Прежде чем он успел остановить ее, Харвестер скатилась со стола и кучей упала на пол. Когда он обходил вокруг стола, она отползла к пыльному столу в углу комнаты. Когда он потянулся к ней, она забилась под стол и свернулась калачиком.
– Падшая.
Ривер воспользовался оскорбительным прозвищем для падших ангелов как командой, понадеявшись, что если выведет ее из себя, то вызовет ее нормальную злобную сущность.
Вместо того, она вскрикнула при звуке его голоса, и задрожала всем телом. Гетель хорошенько над ней поработала.
Присев на корточки, он потянулся к ней.
– Харвестер? – На этот раз, его голос был мягче, но она все равно вздрогнула, и он отдернул руку. – Я не собираюсь причинять тебе боль.
Харвестер зашипела.
– Почему нет?
– Потому что выглядит так, будто Гетель уже достаточно потрудилась.
– Она не... права.
– Если она права, то тебя уничтожат за помощь Мору.
– Нет, я имела в виду... – Дрожь сотрясла ее тело, а взгляд стал загнанным. – Не обращай внимания. – Ее голос был хриплым, истерзанный криком. – Должно быть, тебе это нравиться.
Странно, но нет, ему это не нравилось.
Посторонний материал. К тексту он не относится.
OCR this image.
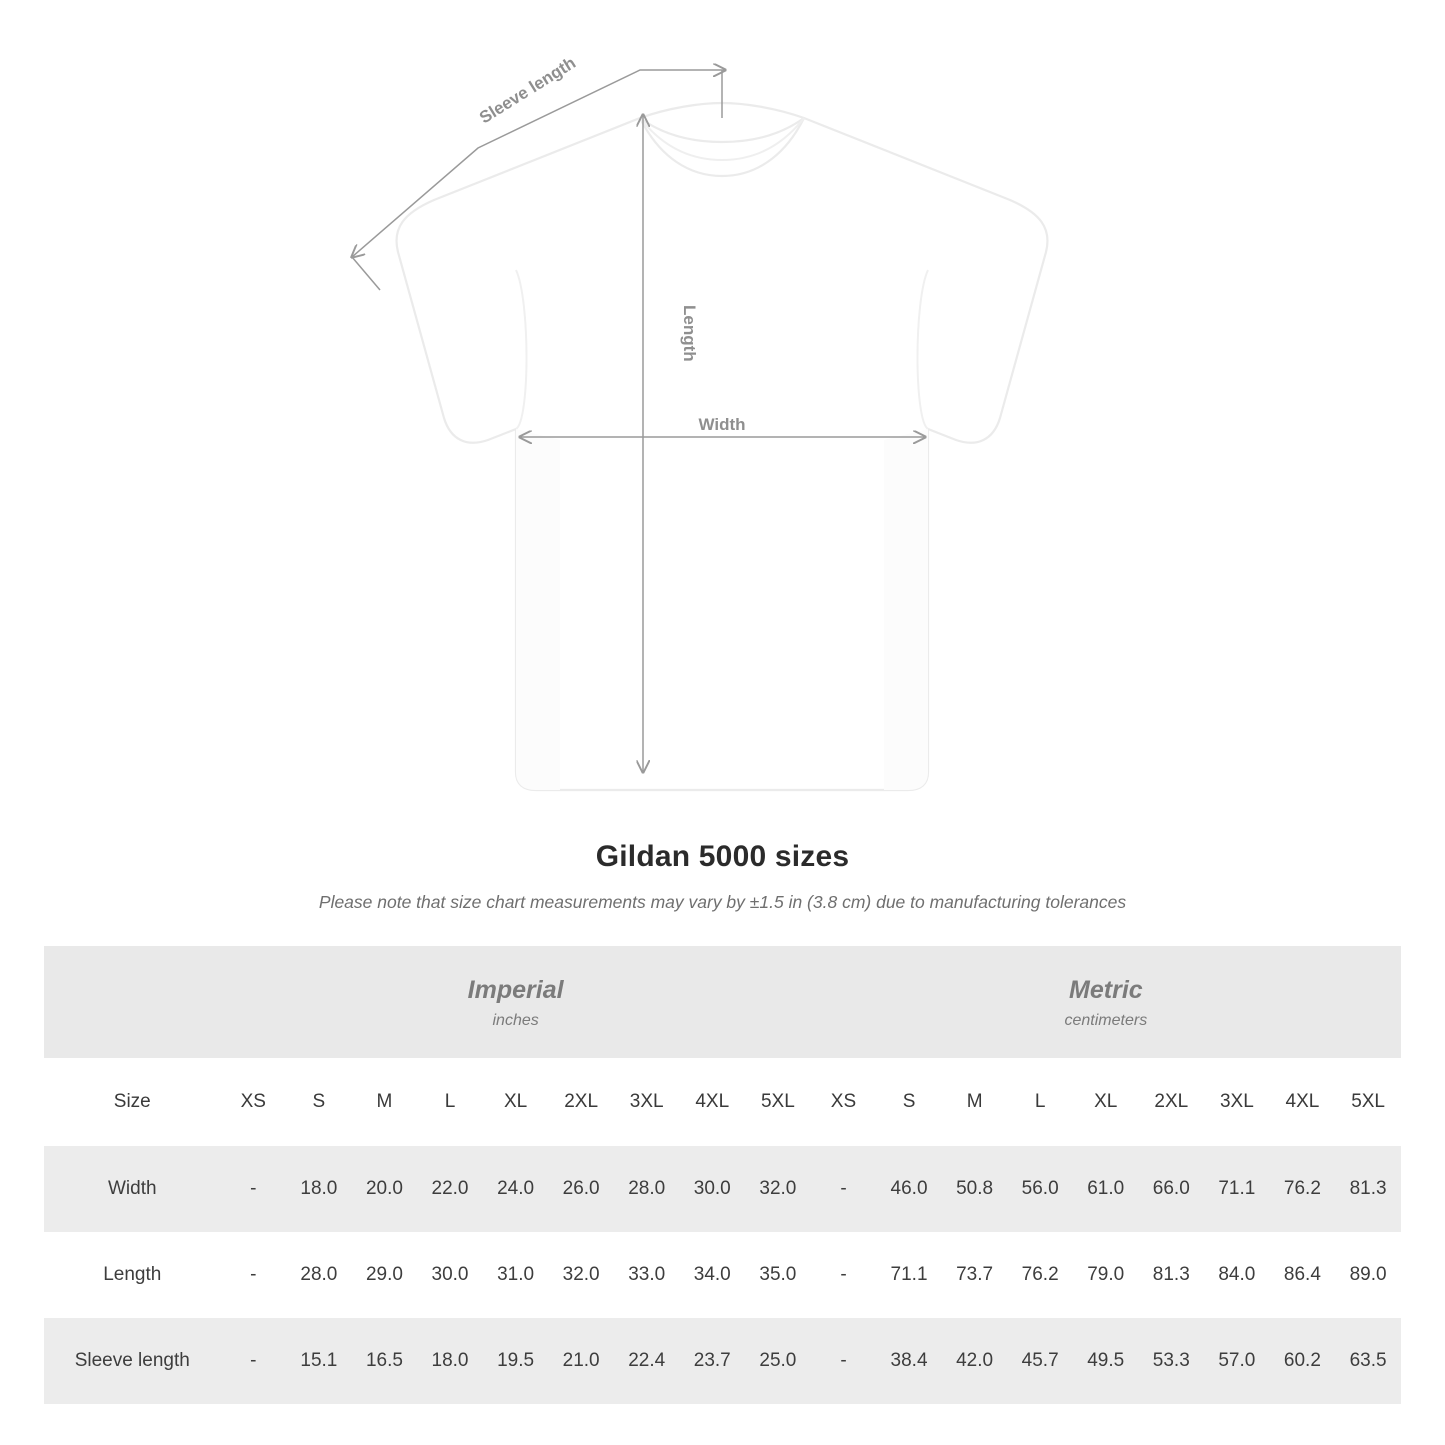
Sleeve length
Length
Width
Gildan 5000 sizes
Please note that size chart measurements may vary by ±1.5 in (3.8 cm) due to manufacturing tolerances

Imperial
inches

Metric
centimeters

Size	XS	S	M	L	XL	2XL	3XL	4XL	5XL	XS	S	M	L	XL	2XL	3XL	4XL	5XL
Width	-	18.0	20.0	22.0	24.0	26.0	28.0	30.0	32.0	-	46.0	50.8	56.0	61.0	66.0	71.1	76.2	81.3
Length	-	28.0	29.0	30.0	31.0	32.0	33.0	34.0	35.0	-	71.1	73.7	76.2	79.0	81.3	84.0	86.4	89.0
Sleeve length	-	15.1	16.5	18.0	19.5	21.0	22.4	23.7	25.0	-	38.4	42.0	45.7	49.5	53.3	57.0	60.2	63.5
Хотя Ривер и хотел другого, и возможно, если бы она спрыгнула со стола и напала на него, так бы и было. Но ему не нравилось, когда кто-то, столь могущественный как Харвестер превращался в беспомощную лужу.
– Выходи. Я не причиню тебе вреда.
– Словно у тебя получится, – парировала она, но дрожь прокатившаяся по ее коже свела на нет всю браваду.
– Такая дерзкая, – пробормотал Ривер.
Спутанная прядь упала ей на лицо, и, без задней мысли, Ривер потянулся, чтобы убрать локон. Когда пальцы ангела коснулись девушки, она ещё сильнее сжалась, поднимая руки и прикрывая ими голову, но он успел заметить, как одинокая слеза собралась в уголке её глаза.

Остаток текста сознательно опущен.